Chronique de Mongrel – Better Than Heavy

Mongrel - Better Than Heavy

Année : 2009
Genre : Crossover hip-hop ultra-classe
Chanson(s) préférée(s) : The Menace, Julian, Hit From The Morning Sun, Lies, Barcode...

9/10

Ceux qui connaissent un peu le groupe britannique Arctic Monkeys savent la fascination et l’influence qu’exerce le hip-hop sur leur musique. De fait, lorsque Andy Nicholson, bassiste du groupe décide d’arrêter l’aventure, quoi de plus normal qu’il lui vienne l’envie de fonder un projet hip-hop ? Il sort son petit carnet d’adresse et réunit une joli équipe autour de lui : il fait venir son comparse et batteur des singes de l’arctique Matt Helders, mais également John McClure et Joe Moskow des grands Reverend & The Makers et Drew McConnell, des Babyshambles. Se joignent à eux pléthore de rappeurs, dont le très talentueux Lowkey du collectif Poisonous Poet.
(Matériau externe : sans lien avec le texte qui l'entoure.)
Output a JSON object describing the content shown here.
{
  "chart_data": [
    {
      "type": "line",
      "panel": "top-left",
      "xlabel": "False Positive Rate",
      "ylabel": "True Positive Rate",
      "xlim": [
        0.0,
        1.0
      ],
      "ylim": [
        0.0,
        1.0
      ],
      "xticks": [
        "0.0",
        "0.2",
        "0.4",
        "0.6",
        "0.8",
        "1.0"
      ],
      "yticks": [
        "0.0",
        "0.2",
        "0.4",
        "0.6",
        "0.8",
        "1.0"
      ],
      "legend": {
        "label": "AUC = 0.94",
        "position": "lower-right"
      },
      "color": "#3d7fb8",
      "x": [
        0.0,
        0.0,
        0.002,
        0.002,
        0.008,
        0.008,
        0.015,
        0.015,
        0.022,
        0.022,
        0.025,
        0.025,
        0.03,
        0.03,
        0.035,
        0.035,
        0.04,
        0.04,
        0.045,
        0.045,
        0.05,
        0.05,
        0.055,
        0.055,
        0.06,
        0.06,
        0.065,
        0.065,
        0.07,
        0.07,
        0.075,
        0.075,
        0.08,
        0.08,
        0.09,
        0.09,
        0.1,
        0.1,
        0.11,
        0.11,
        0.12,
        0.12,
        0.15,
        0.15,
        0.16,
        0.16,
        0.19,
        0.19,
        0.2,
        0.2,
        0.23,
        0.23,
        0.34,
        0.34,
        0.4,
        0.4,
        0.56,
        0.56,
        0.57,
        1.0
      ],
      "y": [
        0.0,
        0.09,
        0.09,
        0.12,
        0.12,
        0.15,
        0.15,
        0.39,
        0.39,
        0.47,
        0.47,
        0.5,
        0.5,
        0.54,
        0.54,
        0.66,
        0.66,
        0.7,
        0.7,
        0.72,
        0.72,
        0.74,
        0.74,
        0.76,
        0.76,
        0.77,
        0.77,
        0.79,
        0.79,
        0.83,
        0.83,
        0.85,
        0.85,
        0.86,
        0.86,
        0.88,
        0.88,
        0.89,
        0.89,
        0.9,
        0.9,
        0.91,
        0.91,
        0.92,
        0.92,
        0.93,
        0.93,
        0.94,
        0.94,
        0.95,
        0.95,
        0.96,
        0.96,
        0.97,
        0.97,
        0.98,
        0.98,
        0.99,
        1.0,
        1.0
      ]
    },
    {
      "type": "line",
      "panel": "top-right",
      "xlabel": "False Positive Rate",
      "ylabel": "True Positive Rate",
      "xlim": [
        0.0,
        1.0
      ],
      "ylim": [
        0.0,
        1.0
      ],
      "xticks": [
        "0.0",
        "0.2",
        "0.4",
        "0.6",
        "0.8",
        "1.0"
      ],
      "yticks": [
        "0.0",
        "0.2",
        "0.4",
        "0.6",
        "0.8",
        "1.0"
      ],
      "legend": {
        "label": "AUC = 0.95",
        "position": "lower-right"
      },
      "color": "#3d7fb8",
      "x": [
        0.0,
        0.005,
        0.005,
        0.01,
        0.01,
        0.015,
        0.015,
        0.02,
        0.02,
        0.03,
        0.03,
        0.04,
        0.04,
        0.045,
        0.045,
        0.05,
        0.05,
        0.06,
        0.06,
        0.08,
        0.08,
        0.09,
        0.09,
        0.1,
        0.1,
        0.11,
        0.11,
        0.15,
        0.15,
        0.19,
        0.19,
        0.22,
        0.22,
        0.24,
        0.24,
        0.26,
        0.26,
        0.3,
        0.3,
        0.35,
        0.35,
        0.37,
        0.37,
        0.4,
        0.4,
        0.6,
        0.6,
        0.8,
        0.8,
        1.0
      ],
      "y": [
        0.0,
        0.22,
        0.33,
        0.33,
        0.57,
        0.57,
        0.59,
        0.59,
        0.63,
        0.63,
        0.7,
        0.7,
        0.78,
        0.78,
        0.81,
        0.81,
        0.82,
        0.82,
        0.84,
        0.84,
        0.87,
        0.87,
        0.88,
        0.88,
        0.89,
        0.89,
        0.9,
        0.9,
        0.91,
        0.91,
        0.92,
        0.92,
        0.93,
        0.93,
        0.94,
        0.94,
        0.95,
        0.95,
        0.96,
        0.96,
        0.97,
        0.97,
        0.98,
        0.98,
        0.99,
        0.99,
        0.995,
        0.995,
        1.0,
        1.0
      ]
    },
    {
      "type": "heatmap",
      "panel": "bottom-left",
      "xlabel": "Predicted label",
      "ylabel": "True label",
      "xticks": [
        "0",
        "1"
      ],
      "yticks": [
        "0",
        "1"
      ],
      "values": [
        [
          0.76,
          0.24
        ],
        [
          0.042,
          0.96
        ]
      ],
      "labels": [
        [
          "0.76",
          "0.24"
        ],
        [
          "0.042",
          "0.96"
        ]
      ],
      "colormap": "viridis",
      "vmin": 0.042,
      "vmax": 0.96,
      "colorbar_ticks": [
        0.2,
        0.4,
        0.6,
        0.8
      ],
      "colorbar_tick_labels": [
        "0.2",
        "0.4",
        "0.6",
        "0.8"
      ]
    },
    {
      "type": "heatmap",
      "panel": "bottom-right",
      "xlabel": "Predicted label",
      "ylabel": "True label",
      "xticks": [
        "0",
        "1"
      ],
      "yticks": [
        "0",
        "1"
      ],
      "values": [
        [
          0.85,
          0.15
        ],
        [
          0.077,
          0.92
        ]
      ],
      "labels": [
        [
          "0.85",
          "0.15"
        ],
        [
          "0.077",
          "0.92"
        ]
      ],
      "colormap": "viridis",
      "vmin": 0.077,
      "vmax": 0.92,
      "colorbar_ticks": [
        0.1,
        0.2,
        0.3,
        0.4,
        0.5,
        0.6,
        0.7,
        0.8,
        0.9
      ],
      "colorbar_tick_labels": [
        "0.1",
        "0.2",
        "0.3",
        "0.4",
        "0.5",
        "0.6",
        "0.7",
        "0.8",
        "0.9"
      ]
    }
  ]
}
Comme je suis un gros fan des Arctic Monkeys et particulièrement du travail que Nicholson a pu fournir en leur sein (rien que la ligne de basse de From The Ritz To The Rubble, hein, bon), je me suis très vite jeté sur Better Than Heavy dès que j’ai eu vent du projet.

Dissipons les malentendus, car à part sa grande qualité, le travail de Mongrel n’a que peu de point commun avec ce qu’ont pu faire les Arctic Monkeys et se rapproche plus de ce qu’ont fait les Flobots (tiens encore un des gros albums de l’année dont je n’ai pas parlé ici !). En effet, l’angle d’attaque est ici carrément hip-hop. Ils ont d’ailleurs invité pas mal de MC britanniques à poser leur flow sur l’album, ainsi, ils ne sont pas moins de 16 sur l’excellente Alphabet Assassins. Hip-hop donc, mais pas que. On est en fait carrément dans le cross-over, incorporant des sonorités dub, pop et rock, plaçant Mongrel dans la droite ligne d’un Gorillaz, avec le même talent et la même réussite.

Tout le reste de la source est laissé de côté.